Jika di tulisan bagian pertama saya sudah sedikit menyinggung soal ini, maka disini saya akan
tunjukkan lebih banyak lagi kutipan-kutipan dari para penulis / arkeolog dan sejarawan
termasyhur di sepanjang abad.
A. N. Sherwin-White seorang sejarawan zaman purba, menulis bahwa “penegasan kesejarahan
kitab Kisah Para Rasul berlimpah-limpah.” Ia melanjutkan “setiap usaha untuk menolak
kesejarahan yang mendasar dalam hal detail pun sekarang kelihatan tak masuk akal. Para
ahli sejarah Romawi sudah lama menerimanya selaku benar.” (Sherwin-White, A.
N. Roman Society and Roman Law in the New Testament. Grand Rapids: Baker Book House,
1963. 189).
Joseph P. Free (1910-1974), mantan ketua departemen arkeologi di Wheaton College, Wheaton,
IIIinois, Profesor arkeologi dan sejarah di Bemidji State College, Minnesota, berkata: “arkeologi
telah meneguhkan banyak sekali bagian Alkitab yang telah ditolak oleh para kritikus
karena mereka menganggapnya tidak sesuai dengan sejarah atau bertentangan dengan
kenyataan-kenyataan yang ada.” (Arkeologi dan Sejarah Alkitab, Gandum Mas. 2001, hal.
13).

Nelson Glueck, arkeolog Yahudi yang tersohor itu menulis: “Dapat dipastikan secara mutlak
bahwa tidak pernah ada penemuan arkeologi yang bertentangan dengan pernyataan di
dalam Alkitab.” Dia melanjutkan pernyataannya tentang “catatan sejarah Alkitab yang
nyaris tidak dapat dipercaya ketepatannya, terutama bila dikuatkan oleh fakta
arkeologi.” (Rivers in the Desert; History of Negev. Philadelphia: Jewish Publications Society of
America, 1969. hal 31).

William F. Albright, yang terkenal karena reputasinya sebagai seorang arkeolog besar,
menyatakan: “Tidak dapat diragukan bahwa arkeologi telah menegaskan kebenaran
historis tradisi Perjanjian Lama.” (Archaeology and the Religions of Israel. Baltimore: Johns
Hopkins University Press, 1956. hal 176). 
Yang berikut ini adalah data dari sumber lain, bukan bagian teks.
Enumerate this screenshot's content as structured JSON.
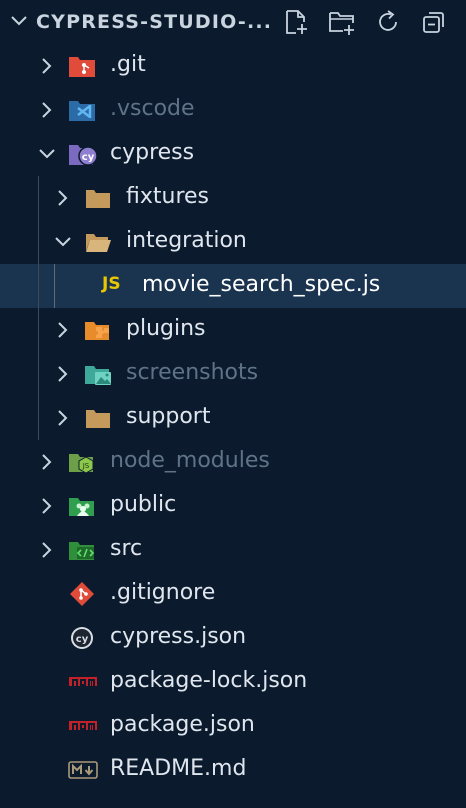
{
  "header": {
    "title": "CYPRESS-STUDIO-...",
    "actions": [
      {
        "name": "new-file-icon"
      },
      {
        "name": "new-folder-icon"
      },
      {
        "name": "refresh-icon"
      },
      {
        "name": "collapse-all-icon"
      }
    ]
  },
  "tree": {
    "items": [
      {
        "label": ".git",
        "type": "folder",
        "icon": "git-folder-icon",
        "depth": 0,
        "state": "collapsed",
        "dimmed": false
      },
      {
        "label": ".vscode",
        "type": "folder",
        "icon": "vscode-folder-icon",
        "depth": 0,
        "state": "collapsed",
        "dimmed": true
      },
      {
        "label": "cypress",
        "type": "folder",
        "icon": "cypress-folder-icon",
        "depth": 0,
        "state": "expanded",
        "dimmed": false
      },
      {
        "label": "fixtures",
        "type": "folder",
        "icon": "folder-icon",
        "depth": 1,
        "state": "collapsed",
        "dimmed": false
      },
      {
        "label": "integration",
        "type": "folder",
        "icon": "folder-open-icon",
        "depth": 1,
        "state": "expanded",
        "dimmed": false
      },
      {
        "label": "movie_search_spec.js",
        "type": "file",
        "icon": "js-file-icon",
        "icon_text": "JS",
        "depth": 2,
        "selected": true,
        "dimmed": false
      },
      {
        "label": "plugins",
        "type": "folder",
        "icon": "plugin-folder-icon",
        "depth": 1,
        "state": "collapsed",
        "dimmed": false
      },
      {
        "label": "screenshots",
        "type": "folder",
        "icon": "images-folder-icon",
        "depth": 1,
        "state": "collapsed",
        "dimmed": true
      },
      {
        "label": "support",
        "type": "folder",
        "icon": "folder-icon",
        "depth": 1,
        "state": "collapsed",
        "dimmed": false
      },
      {
        "label": "node_modules",
        "type": "folder",
        "icon": "node-folder-icon",
        "depth": 0,
        "state": "collapsed",
        "dimmed": true
      },
      {
        "label": "public",
        "type": "folder",
        "icon": "public-folder-icon",
        "depth": 0,
        "state": "collapsed",
        "dimmed": false
      },
      {
        "label": "src",
        "type": "folder",
        "icon": "src-folder-icon",
        "depth": 0,
        "state": "collapsed",
        "dimmed": false
      },
      {
        "label": ".gitignore",
        "type": "file",
        "icon": "git-icon",
        "depth": 0,
        "dimmed": false
      },
      {
        "label": "cypress.json",
        "type": "file",
        "icon": "cypress-icon",
        "icon_text": "cy",
        "depth": 0,
        "dimmed": false
      },
      {
        "label": "package-lock.json",
        "type": "file",
        "icon": "npm-icon",
        "icon_text": "npm",
        "depth": 0,
        "dimmed": false
      },
      {
        "label": "package.json",
        "type": "file",
        "icon": "npm-icon",
        "icon_text": "npm",
        "depth": 0,
        "dimmed": false
      },
      {
        "label": "README.md",
        "type": "file",
        "icon": "markdown-icon",
        "icon_text": "M↓",
        "depth": 0,
        "dimmed": false
      }
    ]
  },
  "colors": {
    "background": "#0b1a2d",
    "selected_row": "#1a3450",
    "text": "#dfe6ee",
    "dim_text": "#5f7387",
    "folder": "#c39a5b",
    "js": "#e8c700"
  }
}
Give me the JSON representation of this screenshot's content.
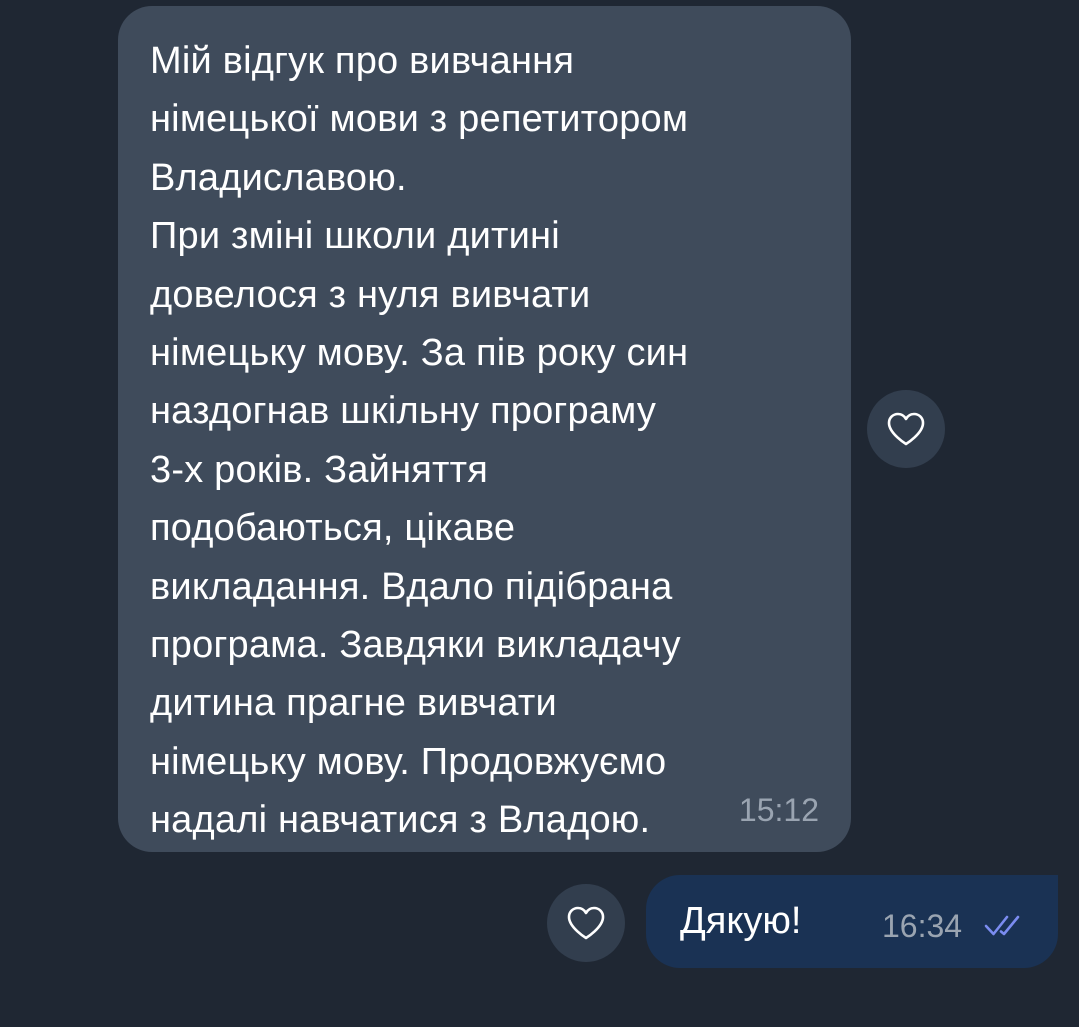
{
  "incoming_message": {
    "text": "Мій відгук про вивчання\nнімецької мови з репетитором\nВладиславою.\nПри зміні школи дитині\nдовелося з нуля вивчати\nнімецьку мову. За пів року син\nназдогнав шкільну програму\n3-х років. Зайняття\nподобаються, цікаве\nвикладання. Вдало підібрана\nпрограма. Завдяки викладачу\nдитина прагне вивчати\nнімецьку мову. Продовжуємо\nнадалі навчатися з Владою.",
    "time": "15:12",
    "reaction_icon": "heart-outline-icon"
  },
  "outgoing_message": {
    "text": "Дякую!",
    "time": "16:34",
    "status_icon": "double-check-icon",
    "reaction_icon": "heart-outline-icon"
  },
  "colors": {
    "background": "#1f2733",
    "incoming_bubble": "#3f4b5b",
    "outgoing_bubble": "#1a3254",
    "reaction_button": "#323e4e",
    "time_text": "#9aa4b1",
    "read_check": "#7b8cf0"
  }
}
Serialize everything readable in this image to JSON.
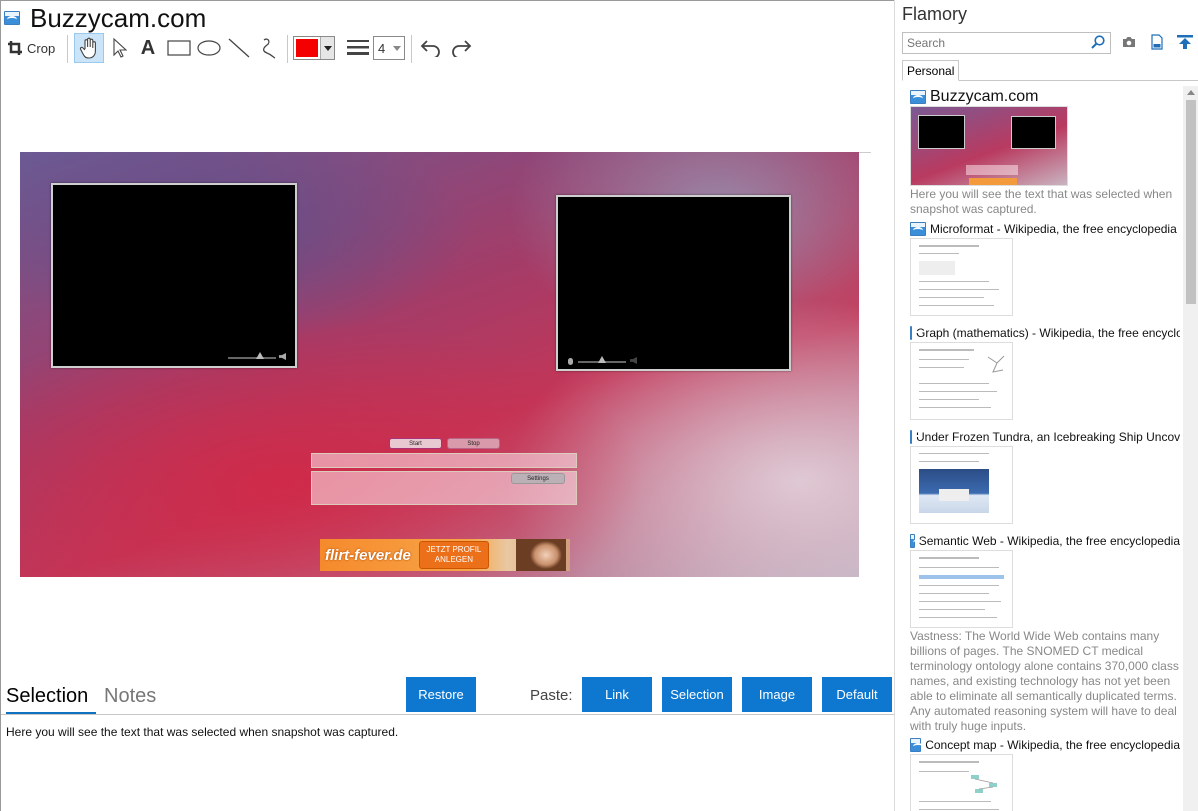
{
  "main": {
    "title": "Buzzycam.com",
    "toolbar": {
      "crop_label": "Crop",
      "stroke_width": "4",
      "color": "#f40000"
    },
    "snapshot": {
      "start_label": "Start",
      "stop_label": "Stop",
      "settings_label": "Settings",
      "ad_brand": "flirt-fever.de",
      "ad_cta": "JETZT PROFIL ANLEGEN"
    },
    "tabs": {
      "selection": "Selection",
      "notes": "Notes"
    },
    "buttons": {
      "restore": "Restore",
      "paste_label": "Paste:",
      "link": "Link",
      "selection": "Selection",
      "image": "Image",
      "default": "Default"
    },
    "selection_text": "Here you will see the text that was selected when snapshot was captured."
  },
  "sidebar": {
    "title": "Flamory",
    "search_placeholder": "Search",
    "tab": "Personal",
    "items": [
      {
        "title": "Buzzycam.com",
        "desc": "Here you will see the text that was selected when snapshot was captured."
      },
      {
        "title": "Microformat - Wikipedia, the free encyclopedia"
      },
      {
        "title": "Graph (mathematics) - Wikipedia, the free encyclopedia"
      },
      {
        "title": "Under Frozen Tundra, an Icebreaking Ship Uncovers"
      },
      {
        "title": "Semantic Web - Wikipedia, the free encyclopedia",
        "desc": "Vastness: The World Wide Web contains many billions of pages. The SNOMED CT medical terminology ontology alone contains 370,000 class names, and existing technology has not yet been able to eliminate all semantically duplicated terms. Any automated reasoning system will have to deal with truly huge inputs."
      },
      {
        "title": "Concept map - Wikipedia, the free encyclopedia"
      }
    ]
  },
  "colors": {
    "accent": "#0e78d0",
    "tab_underline": "#0f72c0"
  }
}
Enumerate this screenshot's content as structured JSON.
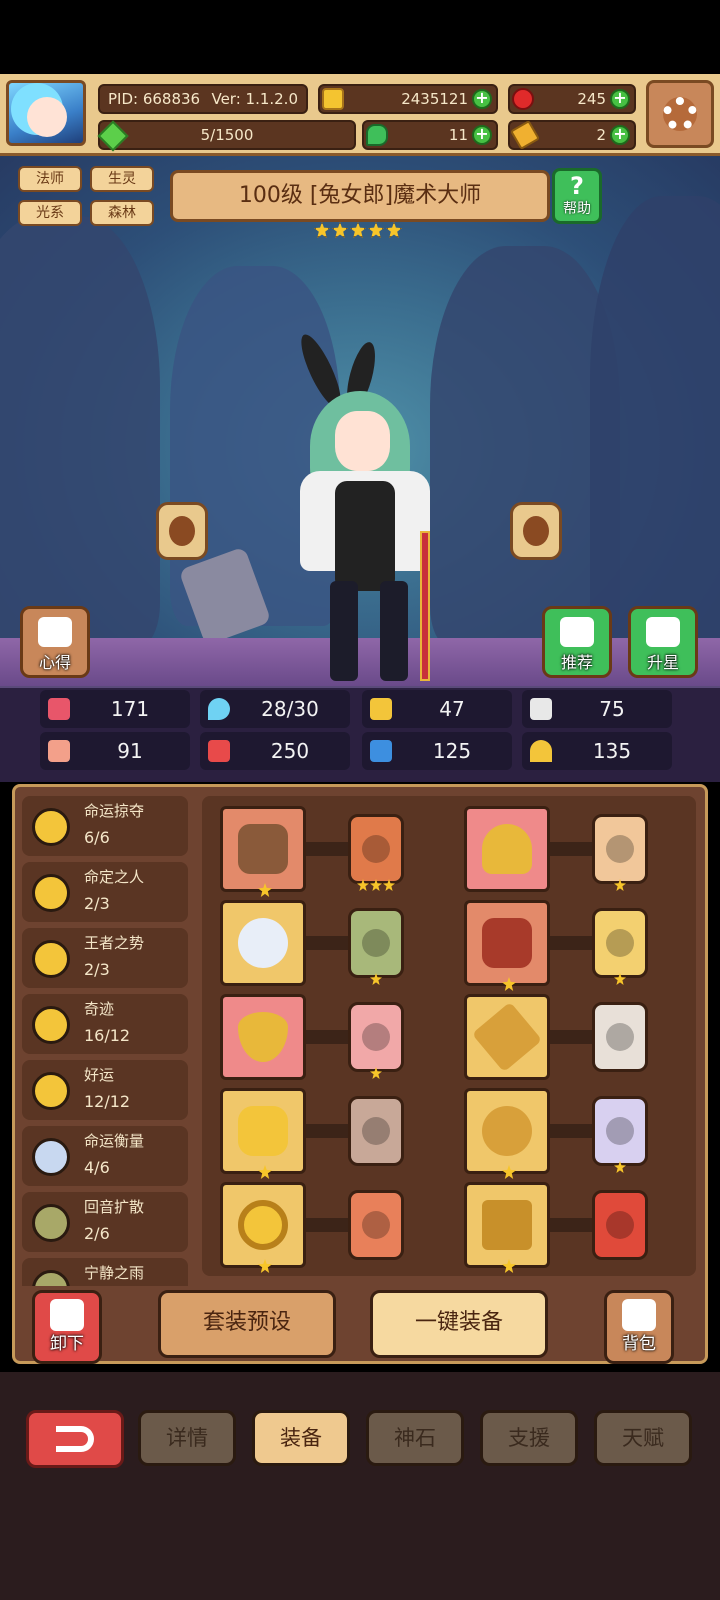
{
  "header": {
    "pid": "PID: 668836",
    "version": "Ver: 1.1.2.0",
    "gold": "2435121",
    "ruby": "245",
    "energy": "5/1500",
    "clover": "11",
    "key": "2"
  },
  "hero": {
    "tags": [
      "法师",
      "生灵",
      "光系",
      "森林"
    ],
    "title": "100级 [兔女郎]魔术大师",
    "star_count": 5,
    "help_label": "帮助",
    "buttons": {
      "insight": "心得",
      "recommend": "推荐",
      "star_up": "升星"
    }
  },
  "stats": [
    {
      "icon": "heart-icon",
      "value": "171",
      "color": "#e8566a"
    },
    {
      "icon": "mana-drop-icon",
      "value": "28/30",
      "color": "#6fd2f3"
    },
    {
      "icon": "shield-icon",
      "value": "47",
      "color": "#f3c53a"
    },
    {
      "icon": "wing-icon",
      "value": "75",
      "color": "#e8e8e8"
    },
    {
      "icon": "fist-icon",
      "value": "91",
      "color": "#f3a08a"
    },
    {
      "icon": "spellbook-icon",
      "value": "250",
      "color": "#e84a4a"
    },
    {
      "icon": "boot-icon",
      "value": "125",
      "color": "#3d8fe0"
    },
    {
      "icon": "horseshoe-icon",
      "value": "135",
      "color": "#f3c53a"
    }
  ],
  "sets": [
    {
      "name": "命运掠夺",
      "count": "6/6",
      "color": "#f3c53a"
    },
    {
      "name": "命定之人",
      "count": "2/3",
      "color": "#f3c53a"
    },
    {
      "name": "王者之势",
      "count": "2/3",
      "color": "#f3c53a"
    },
    {
      "name": "奇迹",
      "count": "16/12",
      "color": "#f3c53a"
    },
    {
      "name": "好运",
      "count": "12/12",
      "color": "#f3c53a"
    },
    {
      "name": "命运衡量",
      "count": "4/6",
      "color": "#c8d8f0"
    },
    {
      "name": "回音扩散",
      "count": "2/6",
      "color": "#a8a868"
    },
    {
      "name": "宁静之雨",
      "count": "",
      "color": "#a8a868"
    }
  ],
  "equipment": [
    {
      "slot": "staff",
      "slot_bg": "#e38a6a",
      "card_bg": "#e07a4a",
      "card_stars": 3
    },
    {
      "slot": "hat",
      "slot_bg": "#ef8a8a",
      "card_bg": "#f1c79a",
      "card_stars": 1
    },
    {
      "slot": "orb",
      "slot_bg": "#f0c76a",
      "card_bg": "#a8b87a",
      "card_stars": 1
    },
    {
      "slot": "armor",
      "slot_bg": "#e38a6a",
      "card_bg": "#f3d070",
      "card_stars": 1
    },
    {
      "slot": "necklace",
      "slot_bg": "#ef8a8a",
      "card_bg": "#f1a8a8",
      "card_stars": 1
    },
    {
      "slot": "bone-relic",
      "slot_bg": "#f0c76a",
      "card_bg": "#e8e0d8",
      "card_stars": 0
    },
    {
      "slot": "amulet",
      "slot_bg": "#f0c76a",
      "card_bg": "#c8a898",
      "card_stars": 0
    },
    {
      "slot": "ring",
      "slot_bg": "#f0c76a",
      "card_bg": "#d8d0f0",
      "card_stars": 1
    },
    {
      "slot": "gold-ring",
      "slot_bg": "#f0c76a",
      "card_bg": "#e8805a",
      "card_stars": 0
    },
    {
      "slot": "boots",
      "slot_bg": "#f0c76a",
      "card_bg": "#e04a3a",
      "card_stars": 0
    }
  ],
  "actions": {
    "unequip": "卸下",
    "preset": "套装预设",
    "auto_equip": "一键装备",
    "bag": "背包"
  },
  "tabs": [
    "详情",
    "装备",
    "神石",
    "支援",
    "天赋"
  ],
  "active_tab": "装备"
}
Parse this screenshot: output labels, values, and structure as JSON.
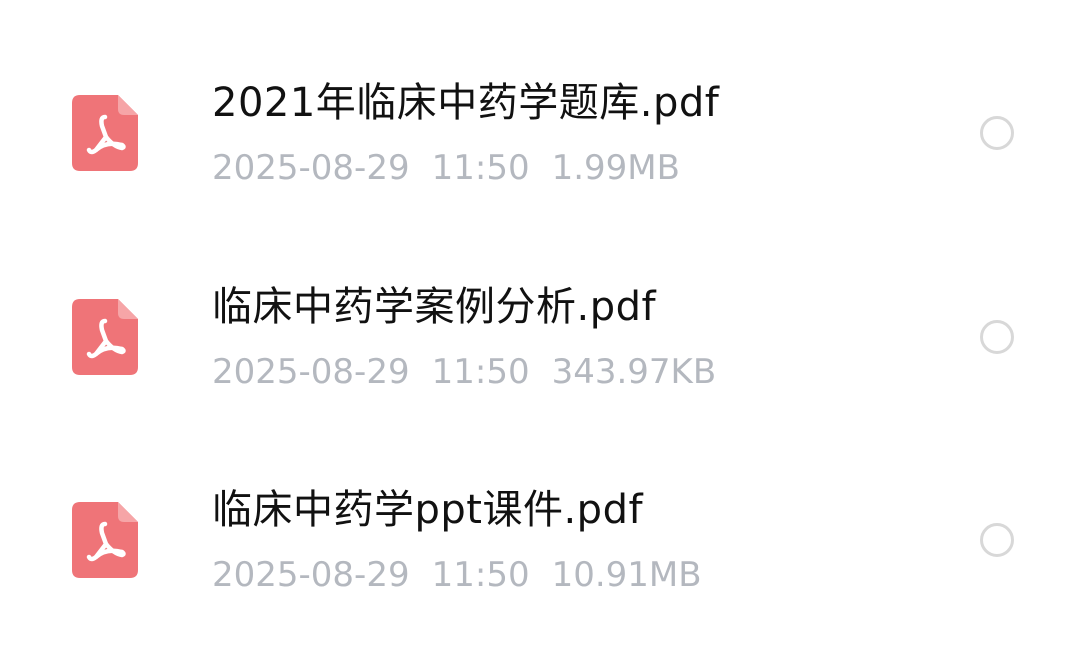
{
  "files": [
    {
      "name": "2021年临床中药学题库.pdf",
      "date": "2025-08-29",
      "time": "11:50",
      "size": "1.99MB",
      "icon": "pdf-file-icon",
      "selected": false
    },
    {
      "name": "临床中药学案例分析.pdf",
      "date": "2025-08-29",
      "time": "11:50",
      "size": "343.97KB",
      "icon": "pdf-file-icon",
      "selected": false
    },
    {
      "name": "临床中药学ppt课件.pdf",
      "date": "2025-08-29",
      "time": "11:50",
      "size": "10.91MB",
      "icon": "pdf-file-icon",
      "selected": false
    }
  ],
  "colors": {
    "pdf_icon": "#ee6f72",
    "file_name": "#111111",
    "meta_text": "#b4b8bf",
    "radio_border": "#d8d8d8",
    "background": "#ffffff"
  }
}
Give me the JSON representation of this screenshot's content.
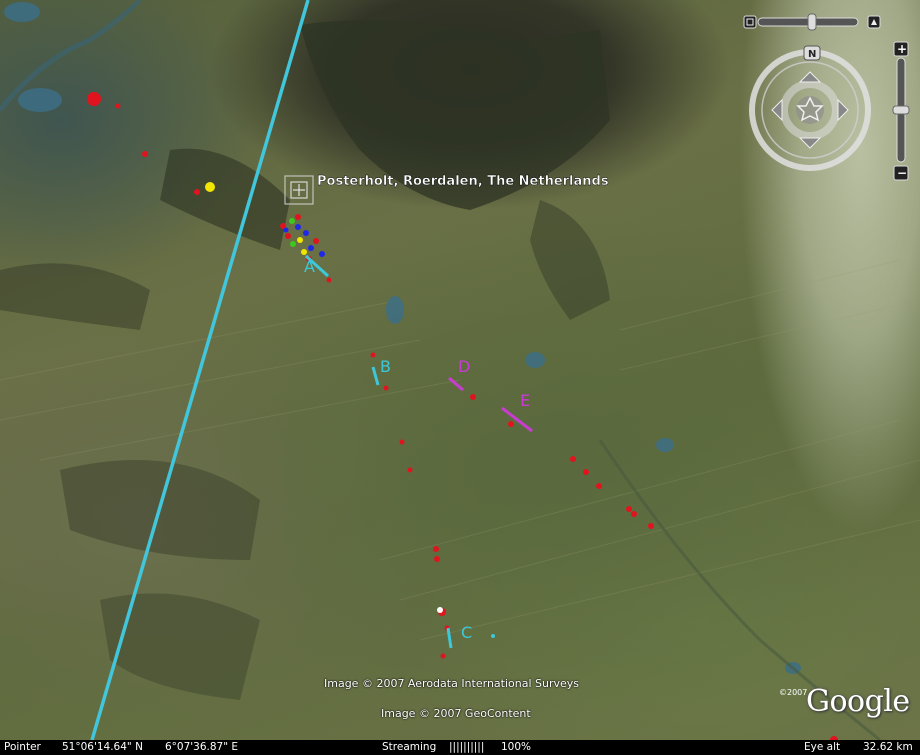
{
  "map": {
    "placemark_label": "Posterholt, Roerdalen, The Netherlands",
    "markers": {
      "A": "A",
      "B": "B",
      "C": "C",
      "D": "D",
      "E": "E"
    },
    "colors": {
      "track_line": "#41c6db",
      "cyan_marker": "#3cc8d8",
      "magenta_marker": "#c83cd2",
      "red_dot": "#e0141e",
      "yellow_dot": "#f0e600",
      "blue_dot": "#1e28e6",
      "green_dot": "#3cc81e"
    }
  },
  "credits": {
    "aerodata": "Image © 2007 Aerodata International Surveys",
    "geocontent": "Image © 2007 GeoContent",
    "logo": "Google",
    "logo_copyright": "©2007"
  },
  "nav": {
    "north_label": "N",
    "zoom_in": "+",
    "zoom_out": "−"
  },
  "statusbar": {
    "pointer_label": "Pointer",
    "latitude": "51°06'14.64\" N",
    "longitude": "6°07'36.87\" E",
    "streaming_label": "Streaming",
    "streaming_bar": "||||||||||",
    "streaming_percent": "100%",
    "eye_alt_label": "Eye alt",
    "eye_alt_value": "32.62 km"
  }
}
Merrill Unger menyatakan: “Peranan arkeologi dalam riset Perjanjian Baru (maupun


Perjanjian Lama) dalam memperlancar penelitian ilmiah, mendukung dan menguatkan
latar belakang historis dan budaya, menunjukkan suatu titik cerah bagi masa depan
kritikan terhadap teks yang kudus.” (Archaeology and The Old Testament. Chicago: Moody
Press, 1954. hal 25,26).

Miller Burrows, arkeolog dari Universitas Yale berkata: “Dalam banyak kasus arkeologi telah
mematahkan pandangan para peneliti modern. Pada beberapa kesempatan arkeologi
menunjukkan bahwa pandangan-pandangan ini bertumpu pada dugaan yang keliru dan
skema perkembangan historis yang tidak benar atau palsu (AS 1938, HLM.182). Ini adalah
suatu sumbangan yang nyata dan tidak boleh dianggap enteng.” (Burrows, Millar. What
Mean These Stones? New York: Meridian Books, 1956, hal 291).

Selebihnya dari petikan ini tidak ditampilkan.